Fully Homomorphic Encryption (FHE) Rollups Help Ethereum (ETH) to Scale Confidentially, Here's How
Fully Homomorphic Encryption (FHE) rollups represent an innovative approach to infusing EVM-based networks with confidentiality. The Fhenix team shared a whitepaper to explain the way crypto segment and real-world spheres can implement FHE Rollups and benefit from them.
L2 innovator Fhenix releases first tech whitepaper for Fully Homomorphic Encryption (FHE) rollups
Web3 development team Fhenix published what it calls the first iteration of its "rolling tech whitepaper." It indicates the key elements of Fully Homomorphic Encryption (FHE) rollups, a privacy-focused technology of scaling for Ethereum (ETH) and other mainstream EVM networks.
Right now, Fhenix ensures data integrity by running a variation of Arbitrum Nitro's fraud prover, which can do fraud proofs over the WebAssembly Virtual Machine (WASM). This has allowed the team to compile FHE logic to WebAssembly and run it in a secure way on WASM code, rather than on the native Ethereum Virtual Machine (EVM) itself.
Before Fhenix, competitive tech design relied on three pillars in their development and adoption. It leveraged Trusted Execution Environments (TEEs) to ensure that transactions were decrypted and computed upon within a secure environment.

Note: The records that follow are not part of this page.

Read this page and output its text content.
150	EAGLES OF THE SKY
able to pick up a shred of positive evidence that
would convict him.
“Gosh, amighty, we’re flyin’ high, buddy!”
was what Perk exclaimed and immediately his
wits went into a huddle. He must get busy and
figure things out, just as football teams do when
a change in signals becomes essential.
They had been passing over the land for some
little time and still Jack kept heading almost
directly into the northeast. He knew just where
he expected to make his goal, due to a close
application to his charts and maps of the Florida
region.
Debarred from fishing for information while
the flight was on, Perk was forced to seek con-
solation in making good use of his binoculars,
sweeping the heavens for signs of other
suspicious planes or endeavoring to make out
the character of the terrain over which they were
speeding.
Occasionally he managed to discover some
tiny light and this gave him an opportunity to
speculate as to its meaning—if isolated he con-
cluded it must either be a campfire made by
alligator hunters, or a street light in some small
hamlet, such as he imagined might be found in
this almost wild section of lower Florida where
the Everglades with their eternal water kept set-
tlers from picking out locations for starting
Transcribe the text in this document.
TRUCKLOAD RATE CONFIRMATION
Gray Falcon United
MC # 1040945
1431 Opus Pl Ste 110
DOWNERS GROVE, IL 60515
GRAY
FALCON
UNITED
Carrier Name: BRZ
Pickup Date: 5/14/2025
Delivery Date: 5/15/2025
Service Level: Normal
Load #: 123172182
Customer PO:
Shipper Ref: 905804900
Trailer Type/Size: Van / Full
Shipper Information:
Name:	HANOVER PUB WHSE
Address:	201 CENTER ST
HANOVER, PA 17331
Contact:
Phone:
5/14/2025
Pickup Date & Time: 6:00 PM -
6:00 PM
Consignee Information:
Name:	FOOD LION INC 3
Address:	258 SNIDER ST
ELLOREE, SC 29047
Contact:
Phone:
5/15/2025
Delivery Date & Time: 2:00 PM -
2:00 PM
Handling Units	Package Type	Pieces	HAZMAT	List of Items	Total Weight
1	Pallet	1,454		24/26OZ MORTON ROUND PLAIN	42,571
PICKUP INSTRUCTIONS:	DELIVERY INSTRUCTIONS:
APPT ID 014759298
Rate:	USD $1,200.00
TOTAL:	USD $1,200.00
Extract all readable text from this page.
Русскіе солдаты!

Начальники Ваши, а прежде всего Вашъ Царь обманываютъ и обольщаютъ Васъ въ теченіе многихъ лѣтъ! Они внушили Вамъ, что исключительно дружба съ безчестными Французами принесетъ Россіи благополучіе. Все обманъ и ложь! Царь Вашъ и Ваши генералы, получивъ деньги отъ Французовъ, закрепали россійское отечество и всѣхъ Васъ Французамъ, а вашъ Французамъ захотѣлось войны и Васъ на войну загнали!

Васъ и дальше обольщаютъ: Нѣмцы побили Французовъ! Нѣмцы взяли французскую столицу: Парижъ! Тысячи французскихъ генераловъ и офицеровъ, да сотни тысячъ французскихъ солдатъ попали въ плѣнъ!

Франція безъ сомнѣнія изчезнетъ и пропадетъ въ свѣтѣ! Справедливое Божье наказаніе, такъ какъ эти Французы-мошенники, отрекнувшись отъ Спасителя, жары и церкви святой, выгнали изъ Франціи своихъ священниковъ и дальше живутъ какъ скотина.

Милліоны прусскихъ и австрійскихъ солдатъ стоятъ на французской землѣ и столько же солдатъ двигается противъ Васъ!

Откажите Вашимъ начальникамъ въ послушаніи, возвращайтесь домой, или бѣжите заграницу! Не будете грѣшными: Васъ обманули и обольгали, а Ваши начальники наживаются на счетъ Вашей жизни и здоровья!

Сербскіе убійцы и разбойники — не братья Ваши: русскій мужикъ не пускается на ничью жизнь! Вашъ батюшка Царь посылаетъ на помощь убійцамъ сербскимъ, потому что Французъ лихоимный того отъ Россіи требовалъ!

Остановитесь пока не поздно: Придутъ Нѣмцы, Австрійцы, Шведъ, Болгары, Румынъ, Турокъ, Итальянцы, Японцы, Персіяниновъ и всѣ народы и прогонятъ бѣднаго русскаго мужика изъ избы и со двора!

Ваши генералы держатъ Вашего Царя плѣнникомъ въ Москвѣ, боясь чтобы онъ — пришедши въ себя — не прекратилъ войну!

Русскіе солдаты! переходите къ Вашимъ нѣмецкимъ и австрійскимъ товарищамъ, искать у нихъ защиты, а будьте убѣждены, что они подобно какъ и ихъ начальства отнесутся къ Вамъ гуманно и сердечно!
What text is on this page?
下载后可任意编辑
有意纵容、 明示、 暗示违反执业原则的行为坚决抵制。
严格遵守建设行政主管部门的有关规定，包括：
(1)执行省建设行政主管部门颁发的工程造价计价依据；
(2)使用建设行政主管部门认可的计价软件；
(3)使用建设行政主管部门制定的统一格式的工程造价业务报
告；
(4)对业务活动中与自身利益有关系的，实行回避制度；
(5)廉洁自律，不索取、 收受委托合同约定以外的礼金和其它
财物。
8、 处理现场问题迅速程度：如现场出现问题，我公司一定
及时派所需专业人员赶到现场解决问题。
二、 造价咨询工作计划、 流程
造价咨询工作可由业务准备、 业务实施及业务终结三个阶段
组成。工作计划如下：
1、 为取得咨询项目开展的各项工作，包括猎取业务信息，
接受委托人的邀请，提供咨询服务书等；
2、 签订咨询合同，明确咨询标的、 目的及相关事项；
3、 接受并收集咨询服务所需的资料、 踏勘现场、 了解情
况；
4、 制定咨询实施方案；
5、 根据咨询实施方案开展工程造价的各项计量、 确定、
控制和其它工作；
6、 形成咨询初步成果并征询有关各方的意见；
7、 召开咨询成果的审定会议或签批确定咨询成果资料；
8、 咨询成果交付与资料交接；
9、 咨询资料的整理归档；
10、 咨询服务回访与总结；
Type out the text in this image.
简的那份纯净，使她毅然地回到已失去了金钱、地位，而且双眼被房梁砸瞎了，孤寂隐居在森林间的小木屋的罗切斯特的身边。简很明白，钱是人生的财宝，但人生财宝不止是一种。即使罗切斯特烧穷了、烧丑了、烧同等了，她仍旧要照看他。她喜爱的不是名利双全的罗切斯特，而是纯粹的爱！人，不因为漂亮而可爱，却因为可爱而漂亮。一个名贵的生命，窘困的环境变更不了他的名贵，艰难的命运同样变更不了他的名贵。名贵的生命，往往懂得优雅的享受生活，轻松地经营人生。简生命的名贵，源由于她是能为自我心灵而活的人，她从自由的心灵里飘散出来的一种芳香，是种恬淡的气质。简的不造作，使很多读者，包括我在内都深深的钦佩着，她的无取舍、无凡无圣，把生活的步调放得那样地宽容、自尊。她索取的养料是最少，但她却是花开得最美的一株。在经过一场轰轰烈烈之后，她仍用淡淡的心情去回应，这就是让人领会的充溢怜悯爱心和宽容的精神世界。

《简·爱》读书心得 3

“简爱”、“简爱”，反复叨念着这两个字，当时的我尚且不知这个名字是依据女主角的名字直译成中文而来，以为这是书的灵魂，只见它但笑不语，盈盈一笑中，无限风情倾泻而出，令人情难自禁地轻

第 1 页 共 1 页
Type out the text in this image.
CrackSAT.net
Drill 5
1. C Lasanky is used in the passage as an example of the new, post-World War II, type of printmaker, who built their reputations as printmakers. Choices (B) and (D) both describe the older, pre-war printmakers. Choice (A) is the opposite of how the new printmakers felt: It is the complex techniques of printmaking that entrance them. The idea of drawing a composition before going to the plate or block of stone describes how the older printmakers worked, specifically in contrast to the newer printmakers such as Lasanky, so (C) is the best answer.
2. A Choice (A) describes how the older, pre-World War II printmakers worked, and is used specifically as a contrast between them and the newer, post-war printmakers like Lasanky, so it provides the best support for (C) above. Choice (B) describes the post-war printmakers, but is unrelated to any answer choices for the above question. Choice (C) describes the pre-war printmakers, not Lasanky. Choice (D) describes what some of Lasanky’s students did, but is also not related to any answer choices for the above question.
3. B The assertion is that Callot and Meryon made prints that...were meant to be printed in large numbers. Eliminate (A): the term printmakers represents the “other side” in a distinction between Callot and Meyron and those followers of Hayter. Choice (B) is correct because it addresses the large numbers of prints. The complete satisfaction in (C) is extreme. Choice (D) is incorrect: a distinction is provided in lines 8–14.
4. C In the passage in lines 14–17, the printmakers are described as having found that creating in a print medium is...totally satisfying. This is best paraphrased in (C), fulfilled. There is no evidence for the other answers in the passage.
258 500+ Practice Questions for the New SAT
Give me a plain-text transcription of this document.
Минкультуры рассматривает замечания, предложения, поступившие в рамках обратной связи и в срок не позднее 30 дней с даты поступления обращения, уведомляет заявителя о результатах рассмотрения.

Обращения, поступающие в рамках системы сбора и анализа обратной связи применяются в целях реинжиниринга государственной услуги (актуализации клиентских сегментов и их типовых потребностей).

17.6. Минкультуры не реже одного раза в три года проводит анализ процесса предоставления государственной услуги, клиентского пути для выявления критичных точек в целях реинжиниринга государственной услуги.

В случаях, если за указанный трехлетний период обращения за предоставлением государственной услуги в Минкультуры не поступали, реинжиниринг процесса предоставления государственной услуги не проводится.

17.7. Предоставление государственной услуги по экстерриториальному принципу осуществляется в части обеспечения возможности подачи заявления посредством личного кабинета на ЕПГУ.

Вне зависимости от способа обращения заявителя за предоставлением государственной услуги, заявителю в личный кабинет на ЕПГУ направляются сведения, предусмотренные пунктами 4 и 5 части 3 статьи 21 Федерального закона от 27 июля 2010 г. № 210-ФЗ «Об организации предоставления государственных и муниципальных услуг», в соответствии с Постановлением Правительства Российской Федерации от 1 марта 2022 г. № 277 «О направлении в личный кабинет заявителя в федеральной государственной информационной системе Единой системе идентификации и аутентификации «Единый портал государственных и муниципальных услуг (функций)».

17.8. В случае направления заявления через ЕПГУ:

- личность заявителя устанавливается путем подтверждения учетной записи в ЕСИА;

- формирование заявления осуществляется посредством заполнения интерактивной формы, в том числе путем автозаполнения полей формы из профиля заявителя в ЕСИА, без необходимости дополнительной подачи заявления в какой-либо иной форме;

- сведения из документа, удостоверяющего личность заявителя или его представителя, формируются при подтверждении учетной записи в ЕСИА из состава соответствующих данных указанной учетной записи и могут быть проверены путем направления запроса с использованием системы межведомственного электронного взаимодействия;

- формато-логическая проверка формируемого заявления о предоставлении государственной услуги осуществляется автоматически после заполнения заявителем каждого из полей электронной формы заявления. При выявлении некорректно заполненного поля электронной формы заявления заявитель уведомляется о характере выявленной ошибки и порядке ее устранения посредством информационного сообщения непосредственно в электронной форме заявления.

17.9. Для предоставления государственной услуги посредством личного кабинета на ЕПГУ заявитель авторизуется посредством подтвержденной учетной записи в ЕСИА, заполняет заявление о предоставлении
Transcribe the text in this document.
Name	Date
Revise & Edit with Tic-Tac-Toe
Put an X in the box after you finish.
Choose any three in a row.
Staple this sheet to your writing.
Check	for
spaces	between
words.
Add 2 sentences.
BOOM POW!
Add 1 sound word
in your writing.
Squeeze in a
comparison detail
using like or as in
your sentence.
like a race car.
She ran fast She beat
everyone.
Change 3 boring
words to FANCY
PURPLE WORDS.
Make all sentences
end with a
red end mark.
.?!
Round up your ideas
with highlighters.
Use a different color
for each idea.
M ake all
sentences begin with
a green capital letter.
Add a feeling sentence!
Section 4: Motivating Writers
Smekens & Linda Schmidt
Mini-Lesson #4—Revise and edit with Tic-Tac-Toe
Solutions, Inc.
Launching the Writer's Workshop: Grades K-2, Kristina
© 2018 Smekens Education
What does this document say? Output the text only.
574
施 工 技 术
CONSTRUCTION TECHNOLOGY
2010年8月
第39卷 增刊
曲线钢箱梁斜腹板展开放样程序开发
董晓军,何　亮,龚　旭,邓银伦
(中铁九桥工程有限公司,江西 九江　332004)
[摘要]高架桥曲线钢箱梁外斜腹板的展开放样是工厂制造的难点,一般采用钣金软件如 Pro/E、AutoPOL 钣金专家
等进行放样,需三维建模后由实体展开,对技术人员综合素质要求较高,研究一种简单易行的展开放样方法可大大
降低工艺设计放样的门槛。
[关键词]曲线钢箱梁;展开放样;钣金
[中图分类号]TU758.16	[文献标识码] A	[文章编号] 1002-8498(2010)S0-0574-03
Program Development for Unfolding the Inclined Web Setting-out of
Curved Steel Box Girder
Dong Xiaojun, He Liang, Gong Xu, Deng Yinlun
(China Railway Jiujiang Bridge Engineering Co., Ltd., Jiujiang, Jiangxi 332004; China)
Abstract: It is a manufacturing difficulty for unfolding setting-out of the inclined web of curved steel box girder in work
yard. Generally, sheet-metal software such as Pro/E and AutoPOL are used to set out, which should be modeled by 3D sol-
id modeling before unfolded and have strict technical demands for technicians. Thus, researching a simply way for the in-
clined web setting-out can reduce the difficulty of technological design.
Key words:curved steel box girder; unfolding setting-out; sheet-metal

Then, Secure Multi-Party Computation allowed linear secret-sharing and garbled circuits rather than FHE technology. Last but not least, ZK techniques are more suited for verifying computations, instead of actually running confidential smart contracts.
By contrast, FHE by Fhenix represents a modular system that separates the Sequencer, Validator and Data Availability (DA) layers. Ethereum handles the data settlement and DA component, while Fhenix handles the Sequencer (execution) and Validator (transaction validation).
Introducing fheOS library and Threshold Services Network (TSN)
This separation of components allows FHE rollups to execute more efficiently while still having the necessary access to Ethereum's DA.
The core FHE logic sits in Fhenix fheOS library, a software programming library that contains everything that a developer needs to begin implementing FHE logic into their smart contracts.
A key technology used is the so-called Threshold Services Network (TSN), useful for tasks such as decrypting data when necessary. An example of decryption being necessary could include announcing the outcome of a vote, which requires tallying votes. The TSN would decrypt the data and then return it.
For further development, Fhenix chose an optimistic oracle architecture as it best suits FHE needs and avoids the cost of replicating expensive FHE computations across all Ethereum nodes.